Task Solution: Calculating the Volume of Gas Produced

To calculate the volume of gas produced when excess aluminum is added to 150g of 20% hydrochloric acid solution, we can use the stoichiometry of the reaction between aluminum and hydrochloric acid.

Step 1: Write the Balanced Chemical Equation

The balanced chemical equation for the reaction between aluminum and hydrochloric acid is: ``` 2 Al + 6 HCl → 2 AlCl3 + 3 H2 ```

Step 2: Calculate the Moles of Hydrochloric Acid

First, we need to calculate the moles of hydrochloric acid present in the solution.

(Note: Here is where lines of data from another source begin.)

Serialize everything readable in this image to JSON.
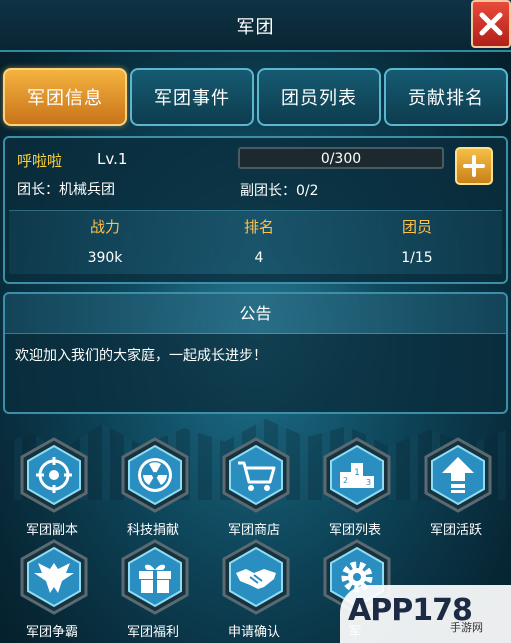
{
  "window": {
    "title": "军团"
  },
  "tabs": [
    {
      "label": "军团信息",
      "active": true
    },
    {
      "label": "军团事件",
      "active": false
    },
    {
      "label": "团员列表",
      "active": false
    },
    {
      "label": "贡献排名",
      "active": false
    }
  ],
  "info": {
    "name": "呼啦啦",
    "level": "Lv.1",
    "leader": "团长：机械兵团",
    "vice_leader": "副团长：0/2",
    "exp_text": "0/300",
    "exp_progress": 0,
    "stats": [
      {
        "label": "战力",
        "value": "390k"
      },
      {
        "label": "排名",
        "value": "4"
      },
      {
        "label": "团员",
        "value": "1/15"
      }
    ]
  },
  "notice": {
    "title": "公告",
    "text": "欢迎加入我们的大家庭，一起成长进步！"
  },
  "functions": [
    {
      "label": "军团副本",
      "icon": "crosshair-icon"
    },
    {
      "label": "科技捐献",
      "icon": "radiation-icon"
    },
    {
      "label": "军团商店",
      "icon": "shopping-cart-icon"
    },
    {
      "label": "军团列表",
      "icon": "podium-icon"
    },
    {
      "label": "军团活跃",
      "icon": "arrow-up-icon"
    },
    {
      "label": "军团争霸",
      "icon": "eagle-icon"
    },
    {
      "label": "军团福利",
      "icon": "gift-icon"
    },
    {
      "label": "申请确认",
      "icon": "handshake-icon"
    },
    {
      "label": "军",
      "icon": "gear-icon"
    }
  ],
  "watermark": {
    "text": "APP178",
    "sub": "手游网"
  },
  "colors": {
    "gold": "#ffc24a",
    "tab_active": "#f4b33f",
    "panel_border": "#3d8fa8",
    "close_red": "#d6302a"
  }
}
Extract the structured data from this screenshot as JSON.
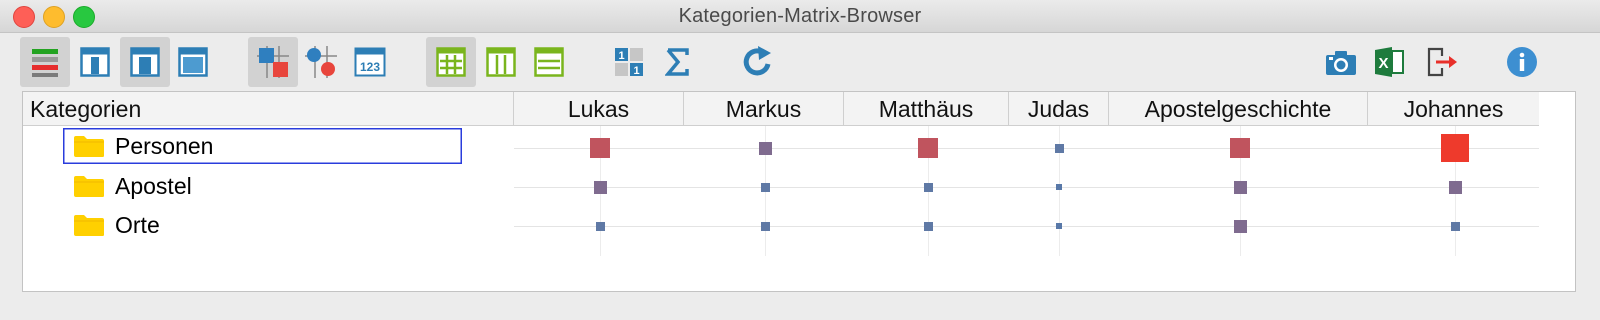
{
  "window": {
    "title": "Kategorien-Matrix-Browser"
  },
  "toolbar": {
    "buttons": [
      {
        "icon": "segments-colored-list-icon",
        "active": true
      },
      {
        "icon": "left-pane-layout-icon",
        "active": false
      },
      {
        "icon": "center-pane-layout-icon",
        "active": true
      },
      {
        "icon": "full-pane-layout-icon",
        "active": false
      },
      {
        "icon": "squares-view-icon",
        "active": true
      },
      {
        "icon": "circles-view-icon",
        "active": false
      },
      {
        "icon": "numbers-view-icon",
        "active": false
      },
      {
        "icon": "grid-lines-icon",
        "active": true
      },
      {
        "icon": "column-lines-icon",
        "active": false
      },
      {
        "icon": "row-lines-icon",
        "active": false
      },
      {
        "icon": "binary-matrix-icon",
        "active": false
      },
      {
        "icon": "sum-icon",
        "active": false
      },
      {
        "icon": "refresh-icon",
        "active": false
      },
      {
        "icon": "camera-icon",
        "active": false
      },
      {
        "icon": "excel-export-icon",
        "active": false
      },
      {
        "icon": "export-icon",
        "active": false
      },
      {
        "icon": "info-icon",
        "active": false
      }
    ]
  },
  "matrix": {
    "first_column_header": "Kategorien",
    "columns": [
      "Lukas",
      "Markus",
      "Matthäus",
      "Judas",
      "Apostelgeschichte",
      "Johannes"
    ],
    "rows": [
      {
        "label": "Personen",
        "selected": true,
        "cells": [
          5,
          3,
          5,
          2,
          5,
          7
        ]
      },
      {
        "label": "Apostel",
        "selected": false,
        "cells": [
          3,
          2,
          2,
          1,
          3,
          3
        ]
      },
      {
        "label": "Orte",
        "selected": false,
        "cells": [
          2,
          2,
          2,
          1,
          3,
          2
        ]
      }
    ],
    "legend_note": "cells: relative symbol size level (1 = smallest, 7 = largest)",
    "level_colors": {
      "1": "#5878a8",
      "2": "#5f79a5",
      "3": "#7f6b8f",
      "5": "#c0545e",
      "7": "#ee3a2c"
    }
  }
}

Given: - Mass of hydrochloric acid = 150g - Concentration of hydrochloric acid = 20%

The molar mass of HCl is approximately 36.46 g/mol.

Moles of HCl = (Mass of HCl / Molar mass of HCl) * (Concentration / 100) Moles of HCl = (150 / 36.46) * (20 / 100)

Moles of HCl = 0.411 moles

Step 3: Determine the Limiting Reagent

Next, we need to determine the limiting reagent. Since aluminum is in excess, hydrochloric acid is the limiting reagent.

Step 4: Calculate the Volume of Gas Produced

Using the balanced chemical equation, we can see that 6 moles of HCl produce 3 moles of H2 gas.

Volume of gas produced = Moles of H2 * Molar volume at STP Volume of gas produced = 0.411 * 22.4 Volume of gas produced = 9.21 L

Conclusion: The volume of gas produced when excess aluminum is added to 150g of 20% hydrochloric acid solution is approximately 9.21 liters.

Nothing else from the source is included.